The book took longer than normal to read the book. Half of the reason was because I took my time digesting the pages and soaking in the knowledge. The other half (honestly) was making the decision of binging Netflix over reading a book. And I'll be honest, it's nearly impossible to watch multiple episodes of The Unbreakable Kimmy Schmidt and stay in a bad mood. But I digress...

Most of us do not face a shortage of options. Busy is a badge of honor - and not one that is difficult to achieve. We feel like more always equals better. Being involved with more projects, working more hours, volunteering at more places, being on more committees....we feel like our worth is tied to the number of things we are part of.

I know I did. And still fight it to this day. 

 

Essentialism takes a countercultural point-of-view on work and life. Instead of always trying to accomplish more things, McKeown argues that we should do fewer things - but better. He also puts the burden of responsibility of work life balance on our shoulders instead of our bosses. McKeown encourages readers to make your life priorities before someone dictates them for you. 

It was actually lessons from Essentialism that led me to say no to working on some great, community building things. Why? Because I was stretched too thin. Though I was never honest with myself, I wanted to be a "yes man." I always felt like a "no" will let people down. In reality, I may let them down for not being able to be fully present (which is why I eventually said no). 

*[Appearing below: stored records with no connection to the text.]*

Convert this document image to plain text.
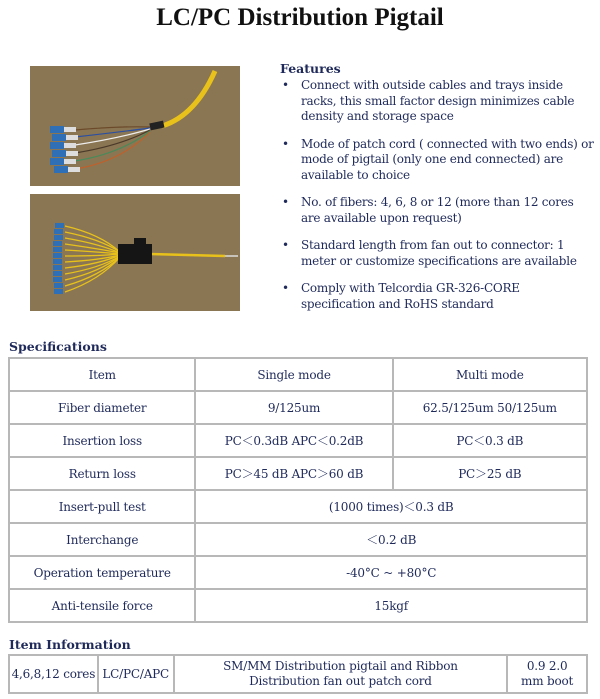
LC/PC Distribution Pigtail
Features
• Connect with outside cables and trays inside racks, this small factor design minimizes cable density and storage space
• Mode of patch cord ( connected with two ends) or mode of pigtail (only one end connected) are available to choice
• No. of fibers: 4, 6, 8 or 12 (more than 12 cores are available upon request)
• Standard length from fan out to connector: 1 meter or customize specifications are available
• Comply with Telcordia GR-326-CORE specification and RoHS standard
Specifications
Item	Single mode	Multi mode
Fiber diameter	9/125um	62.5/125um 50/125um
Insertion loss	PC＜0.3dB APC＜0.2dB	PC＜0.3 dB
Return loss	PC＞45 dB APC＞60 dB	PC＞25 dB
Insert-pull test	(1000 times)＜0.3 dB	
Interchange	＜0.2 dB	
Operation temperature	-40°C ~ +80°C	
Anti-tensile force	15kgf	
Item Information
4,6,8,12 cores	LC/PC/APC	SM/MM Distribution pigtail and Ribbon Distribution fan out patch cord	0.9 2.0 mm boot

McKeown does a great job of illustrating that pursuing less things takes much more discipline. Less takes thinking. It's hard. But it's also a simpler way of living. In his terms, less is often much more fulfilling than "a lot."

I definitely encourage you to read it. If you have, what did you think?

Also, if you're into the idea of more versus less, I also recommend More or Less by Jeff Shinabarger. A great read by a local Atlanta social entrepreneur.